Yo quería escribir una elegía de los días. Un poema de acero y fieltro y desengaño. Tatuar las paredes con acrílicos, sentir la lluvia dormir en las cornisas.
Pero no. No había caso entre los naranjos para que nos pongamos de acuerdo y otras cosas, ¿pero a qué tratar de descifrar si ya no hay cifra ni ocaso ni papa frita ni vino tinto ni nada?
Y tu perfume en mis manos mezclado con el olor del tabaco.
Orillame el sueño trastornado de la tarde, atravesame, dale, con ese cuchillo oxidado que está arriba de la barra. Si después de todo, puedo comprar una sonrisa nueva en la esquina de Rincón y Carlos Calvo a un linyera fuma-paco que no tiene dientes.
Ah, pero qué triste ha de ser la noche sin tanta nostalgia para llenarla. Lágrimas que olvidamos entre los manteles, las cafeteras y las magnolias indeferentes como los ojos de las estatuas.
Y el cielo abierto se desnuda lentamente de nubes. Allá está la vuelta de los pájaros a los postes de teléfono, y los manteles manchados del tuco dominguero y la desgracia de ser hombre y saber la muerte y esas cosas que te duelen cuando la primavera esboza su primer sonrisa de verano.

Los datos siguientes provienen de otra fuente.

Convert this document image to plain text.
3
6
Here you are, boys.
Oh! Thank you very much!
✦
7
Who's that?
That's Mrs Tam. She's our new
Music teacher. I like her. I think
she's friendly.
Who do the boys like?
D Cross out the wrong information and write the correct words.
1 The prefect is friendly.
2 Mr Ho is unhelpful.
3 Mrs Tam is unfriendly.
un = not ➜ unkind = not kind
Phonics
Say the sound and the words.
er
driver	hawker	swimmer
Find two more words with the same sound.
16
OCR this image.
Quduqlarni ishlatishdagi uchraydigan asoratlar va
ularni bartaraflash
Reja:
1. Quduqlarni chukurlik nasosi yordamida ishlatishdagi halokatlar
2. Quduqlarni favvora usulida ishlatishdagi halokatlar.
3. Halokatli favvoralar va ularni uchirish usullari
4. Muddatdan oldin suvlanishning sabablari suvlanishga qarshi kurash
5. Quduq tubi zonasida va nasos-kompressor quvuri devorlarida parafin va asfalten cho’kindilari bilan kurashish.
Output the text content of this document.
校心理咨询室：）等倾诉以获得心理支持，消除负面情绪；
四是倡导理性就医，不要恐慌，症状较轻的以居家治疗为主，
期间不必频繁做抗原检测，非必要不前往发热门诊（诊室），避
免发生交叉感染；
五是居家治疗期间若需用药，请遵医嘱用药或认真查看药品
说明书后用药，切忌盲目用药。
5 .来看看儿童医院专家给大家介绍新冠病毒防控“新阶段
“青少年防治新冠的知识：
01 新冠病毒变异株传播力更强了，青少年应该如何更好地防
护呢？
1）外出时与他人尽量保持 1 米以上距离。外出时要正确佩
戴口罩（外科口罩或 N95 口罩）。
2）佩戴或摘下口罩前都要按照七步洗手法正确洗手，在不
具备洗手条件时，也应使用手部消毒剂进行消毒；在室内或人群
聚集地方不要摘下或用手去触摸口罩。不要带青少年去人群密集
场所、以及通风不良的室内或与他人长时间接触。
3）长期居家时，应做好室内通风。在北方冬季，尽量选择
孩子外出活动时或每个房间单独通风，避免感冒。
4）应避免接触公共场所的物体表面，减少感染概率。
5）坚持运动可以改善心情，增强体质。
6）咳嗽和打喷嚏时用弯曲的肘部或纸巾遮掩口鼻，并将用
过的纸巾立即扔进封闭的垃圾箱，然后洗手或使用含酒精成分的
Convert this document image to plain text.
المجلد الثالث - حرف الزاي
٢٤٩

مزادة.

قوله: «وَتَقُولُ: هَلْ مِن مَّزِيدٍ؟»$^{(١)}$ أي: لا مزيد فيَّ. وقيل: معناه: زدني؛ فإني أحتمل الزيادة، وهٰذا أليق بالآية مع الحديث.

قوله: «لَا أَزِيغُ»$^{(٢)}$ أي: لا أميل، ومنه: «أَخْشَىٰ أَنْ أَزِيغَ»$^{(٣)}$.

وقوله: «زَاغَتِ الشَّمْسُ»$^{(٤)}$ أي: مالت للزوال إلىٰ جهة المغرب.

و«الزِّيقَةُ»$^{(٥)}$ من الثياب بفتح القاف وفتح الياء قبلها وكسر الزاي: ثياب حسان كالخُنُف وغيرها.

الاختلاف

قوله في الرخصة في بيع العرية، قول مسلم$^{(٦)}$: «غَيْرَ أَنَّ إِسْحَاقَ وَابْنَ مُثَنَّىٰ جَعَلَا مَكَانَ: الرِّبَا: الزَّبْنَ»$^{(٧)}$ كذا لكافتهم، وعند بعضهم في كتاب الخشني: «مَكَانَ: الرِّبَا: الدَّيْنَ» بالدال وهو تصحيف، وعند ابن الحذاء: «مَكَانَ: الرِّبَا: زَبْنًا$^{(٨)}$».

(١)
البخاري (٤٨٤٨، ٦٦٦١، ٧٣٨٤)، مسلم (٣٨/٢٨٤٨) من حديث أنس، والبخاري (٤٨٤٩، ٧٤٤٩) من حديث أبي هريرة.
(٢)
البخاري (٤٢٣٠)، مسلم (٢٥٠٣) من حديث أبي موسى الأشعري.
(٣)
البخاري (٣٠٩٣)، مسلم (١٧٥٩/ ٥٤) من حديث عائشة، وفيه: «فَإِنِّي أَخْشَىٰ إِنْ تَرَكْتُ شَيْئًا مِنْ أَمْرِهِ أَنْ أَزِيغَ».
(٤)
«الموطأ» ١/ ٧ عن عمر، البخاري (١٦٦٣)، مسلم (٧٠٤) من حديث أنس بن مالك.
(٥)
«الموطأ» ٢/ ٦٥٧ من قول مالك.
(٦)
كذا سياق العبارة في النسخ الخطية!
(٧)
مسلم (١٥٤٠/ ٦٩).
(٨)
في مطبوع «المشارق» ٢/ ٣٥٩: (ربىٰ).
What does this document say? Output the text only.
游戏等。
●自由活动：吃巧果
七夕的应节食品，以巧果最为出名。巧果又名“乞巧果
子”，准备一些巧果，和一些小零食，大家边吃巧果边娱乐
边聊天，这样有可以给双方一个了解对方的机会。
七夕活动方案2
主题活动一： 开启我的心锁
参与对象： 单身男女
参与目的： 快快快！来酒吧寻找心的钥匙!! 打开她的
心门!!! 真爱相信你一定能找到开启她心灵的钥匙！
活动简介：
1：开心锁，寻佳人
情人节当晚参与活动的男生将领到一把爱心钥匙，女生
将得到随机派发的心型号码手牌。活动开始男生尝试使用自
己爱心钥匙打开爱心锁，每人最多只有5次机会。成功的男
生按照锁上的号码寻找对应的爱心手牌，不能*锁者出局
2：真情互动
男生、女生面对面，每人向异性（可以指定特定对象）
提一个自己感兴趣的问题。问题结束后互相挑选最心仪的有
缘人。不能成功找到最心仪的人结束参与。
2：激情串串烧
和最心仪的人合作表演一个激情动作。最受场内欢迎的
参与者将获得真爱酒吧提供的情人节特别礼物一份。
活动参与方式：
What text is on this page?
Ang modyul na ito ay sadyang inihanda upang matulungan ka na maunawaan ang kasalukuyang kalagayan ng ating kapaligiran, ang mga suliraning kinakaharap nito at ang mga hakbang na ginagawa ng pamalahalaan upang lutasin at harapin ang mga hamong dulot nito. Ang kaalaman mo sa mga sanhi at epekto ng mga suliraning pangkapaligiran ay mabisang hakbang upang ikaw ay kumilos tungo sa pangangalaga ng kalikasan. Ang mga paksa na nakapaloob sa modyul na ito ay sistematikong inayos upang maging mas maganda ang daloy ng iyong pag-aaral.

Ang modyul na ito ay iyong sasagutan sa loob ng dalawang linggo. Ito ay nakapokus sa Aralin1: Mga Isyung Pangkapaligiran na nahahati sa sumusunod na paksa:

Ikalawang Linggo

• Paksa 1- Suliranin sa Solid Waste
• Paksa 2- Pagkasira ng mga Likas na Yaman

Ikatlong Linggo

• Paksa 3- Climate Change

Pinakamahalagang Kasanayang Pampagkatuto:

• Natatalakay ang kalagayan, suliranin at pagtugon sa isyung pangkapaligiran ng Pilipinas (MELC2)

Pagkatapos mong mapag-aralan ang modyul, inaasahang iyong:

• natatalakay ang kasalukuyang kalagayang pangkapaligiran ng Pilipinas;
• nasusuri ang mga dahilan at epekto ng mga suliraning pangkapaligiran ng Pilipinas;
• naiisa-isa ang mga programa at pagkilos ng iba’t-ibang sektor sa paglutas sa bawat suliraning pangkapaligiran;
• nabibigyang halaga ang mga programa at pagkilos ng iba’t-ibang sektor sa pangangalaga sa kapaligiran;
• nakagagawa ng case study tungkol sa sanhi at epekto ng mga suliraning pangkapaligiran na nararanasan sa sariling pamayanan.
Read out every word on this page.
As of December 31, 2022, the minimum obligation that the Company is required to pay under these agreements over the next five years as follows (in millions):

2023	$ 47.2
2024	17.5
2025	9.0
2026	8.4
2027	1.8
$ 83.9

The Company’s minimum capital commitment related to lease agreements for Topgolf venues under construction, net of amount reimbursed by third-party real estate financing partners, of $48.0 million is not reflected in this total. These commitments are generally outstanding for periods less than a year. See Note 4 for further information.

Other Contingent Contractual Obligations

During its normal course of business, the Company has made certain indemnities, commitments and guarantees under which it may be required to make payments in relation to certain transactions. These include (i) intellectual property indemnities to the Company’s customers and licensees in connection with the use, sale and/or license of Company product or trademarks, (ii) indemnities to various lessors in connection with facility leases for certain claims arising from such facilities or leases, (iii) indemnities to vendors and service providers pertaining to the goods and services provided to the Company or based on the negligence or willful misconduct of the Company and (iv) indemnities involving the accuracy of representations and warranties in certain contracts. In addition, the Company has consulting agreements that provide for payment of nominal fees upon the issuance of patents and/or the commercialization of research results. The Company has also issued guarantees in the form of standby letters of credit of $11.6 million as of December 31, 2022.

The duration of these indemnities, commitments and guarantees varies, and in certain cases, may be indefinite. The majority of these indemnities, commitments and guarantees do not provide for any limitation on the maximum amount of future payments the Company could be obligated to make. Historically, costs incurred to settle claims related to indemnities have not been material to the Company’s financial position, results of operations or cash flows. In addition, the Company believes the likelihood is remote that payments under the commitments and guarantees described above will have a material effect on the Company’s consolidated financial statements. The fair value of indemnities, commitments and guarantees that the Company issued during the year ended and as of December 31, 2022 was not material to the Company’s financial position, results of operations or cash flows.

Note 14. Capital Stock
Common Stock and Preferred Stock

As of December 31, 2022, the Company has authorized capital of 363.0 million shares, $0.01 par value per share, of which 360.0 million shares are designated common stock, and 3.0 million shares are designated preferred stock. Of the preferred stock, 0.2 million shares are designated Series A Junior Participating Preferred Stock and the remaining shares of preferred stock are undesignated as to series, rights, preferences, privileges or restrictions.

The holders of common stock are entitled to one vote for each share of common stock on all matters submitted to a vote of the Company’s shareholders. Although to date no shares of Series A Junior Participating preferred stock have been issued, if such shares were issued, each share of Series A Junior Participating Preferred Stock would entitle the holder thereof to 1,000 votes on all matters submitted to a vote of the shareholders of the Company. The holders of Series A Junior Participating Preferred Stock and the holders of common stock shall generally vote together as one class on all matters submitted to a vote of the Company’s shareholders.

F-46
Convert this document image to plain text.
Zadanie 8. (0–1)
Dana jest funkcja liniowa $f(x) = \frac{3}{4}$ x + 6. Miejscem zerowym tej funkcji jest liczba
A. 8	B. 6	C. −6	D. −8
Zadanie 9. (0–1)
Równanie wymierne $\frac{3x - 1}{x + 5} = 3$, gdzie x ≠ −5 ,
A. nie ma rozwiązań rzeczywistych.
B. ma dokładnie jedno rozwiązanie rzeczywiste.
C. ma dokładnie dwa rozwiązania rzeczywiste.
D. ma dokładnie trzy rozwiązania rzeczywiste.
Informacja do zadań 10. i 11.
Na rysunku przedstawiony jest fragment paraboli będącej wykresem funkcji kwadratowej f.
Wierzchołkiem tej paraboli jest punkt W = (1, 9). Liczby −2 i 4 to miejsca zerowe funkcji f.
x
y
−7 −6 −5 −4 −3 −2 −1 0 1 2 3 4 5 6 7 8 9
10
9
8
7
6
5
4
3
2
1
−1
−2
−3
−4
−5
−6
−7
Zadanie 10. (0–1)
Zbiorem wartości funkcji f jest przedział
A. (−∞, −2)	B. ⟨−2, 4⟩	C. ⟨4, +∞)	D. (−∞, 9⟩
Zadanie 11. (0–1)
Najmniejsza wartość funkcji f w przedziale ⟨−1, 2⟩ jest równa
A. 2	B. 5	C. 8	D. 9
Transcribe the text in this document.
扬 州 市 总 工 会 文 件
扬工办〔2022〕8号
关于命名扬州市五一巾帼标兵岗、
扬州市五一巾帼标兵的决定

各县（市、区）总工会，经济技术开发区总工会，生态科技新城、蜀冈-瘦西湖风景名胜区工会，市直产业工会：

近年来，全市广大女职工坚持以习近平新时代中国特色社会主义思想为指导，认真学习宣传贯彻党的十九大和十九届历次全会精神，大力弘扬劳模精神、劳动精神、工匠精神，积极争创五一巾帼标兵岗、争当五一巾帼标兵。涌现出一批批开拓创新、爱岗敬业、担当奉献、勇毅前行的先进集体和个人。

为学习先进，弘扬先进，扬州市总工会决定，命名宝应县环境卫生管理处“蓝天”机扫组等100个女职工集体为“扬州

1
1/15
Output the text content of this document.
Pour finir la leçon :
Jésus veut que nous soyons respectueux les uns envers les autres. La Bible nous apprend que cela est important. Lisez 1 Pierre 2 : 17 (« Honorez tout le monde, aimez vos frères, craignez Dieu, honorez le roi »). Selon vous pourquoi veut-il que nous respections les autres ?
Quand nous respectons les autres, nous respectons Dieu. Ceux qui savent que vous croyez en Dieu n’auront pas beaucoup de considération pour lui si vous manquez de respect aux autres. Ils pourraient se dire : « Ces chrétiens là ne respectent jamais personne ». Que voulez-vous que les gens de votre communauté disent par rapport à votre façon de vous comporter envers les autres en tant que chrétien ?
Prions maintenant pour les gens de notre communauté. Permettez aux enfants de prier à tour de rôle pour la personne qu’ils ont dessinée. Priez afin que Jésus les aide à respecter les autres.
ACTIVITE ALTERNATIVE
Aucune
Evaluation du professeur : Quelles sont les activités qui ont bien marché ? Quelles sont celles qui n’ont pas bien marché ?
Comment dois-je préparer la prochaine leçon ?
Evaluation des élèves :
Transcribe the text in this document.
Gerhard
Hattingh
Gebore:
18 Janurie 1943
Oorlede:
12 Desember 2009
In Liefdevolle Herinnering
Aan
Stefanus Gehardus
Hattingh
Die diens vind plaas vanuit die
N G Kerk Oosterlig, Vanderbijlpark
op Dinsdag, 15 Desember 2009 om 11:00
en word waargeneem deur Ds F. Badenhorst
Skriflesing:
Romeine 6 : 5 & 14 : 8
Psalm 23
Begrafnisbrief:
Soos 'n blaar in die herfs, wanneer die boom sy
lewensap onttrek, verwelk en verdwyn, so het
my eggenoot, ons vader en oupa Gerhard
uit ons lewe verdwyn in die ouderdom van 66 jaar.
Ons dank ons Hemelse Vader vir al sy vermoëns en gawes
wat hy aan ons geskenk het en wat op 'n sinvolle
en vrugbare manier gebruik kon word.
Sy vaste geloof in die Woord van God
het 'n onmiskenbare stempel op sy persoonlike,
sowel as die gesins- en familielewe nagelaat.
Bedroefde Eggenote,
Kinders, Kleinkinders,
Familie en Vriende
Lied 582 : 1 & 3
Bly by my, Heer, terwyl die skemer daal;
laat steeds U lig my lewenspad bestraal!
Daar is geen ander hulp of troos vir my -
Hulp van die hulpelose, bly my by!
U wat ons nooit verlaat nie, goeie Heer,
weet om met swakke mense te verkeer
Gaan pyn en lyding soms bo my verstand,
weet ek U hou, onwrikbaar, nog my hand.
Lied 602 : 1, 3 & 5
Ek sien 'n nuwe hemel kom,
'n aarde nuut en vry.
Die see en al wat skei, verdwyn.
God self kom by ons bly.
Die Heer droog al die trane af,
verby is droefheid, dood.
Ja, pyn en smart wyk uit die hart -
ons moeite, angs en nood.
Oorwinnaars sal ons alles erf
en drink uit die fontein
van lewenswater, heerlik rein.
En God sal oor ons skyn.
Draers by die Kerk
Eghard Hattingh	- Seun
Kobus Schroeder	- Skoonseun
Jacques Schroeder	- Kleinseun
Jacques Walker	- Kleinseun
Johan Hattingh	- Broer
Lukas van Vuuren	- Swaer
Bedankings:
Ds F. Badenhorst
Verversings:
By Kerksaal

A veces escucho los ríos, el Mi menor de los abrazos, el traquetear de los trenes que parece que se desarman, la persiana, el subterráneo, y me aturdo y me canso y cierro los ojos, y escucho ronronear a la gata y me duermo, en silencio, una muerte momentánea de cinco horas. ¿Para qué? ¿Para cuándo? ¿Hasta dónde? Me pregunta en sueños un fantasma, pero no sé, no me importa, no me alcanza.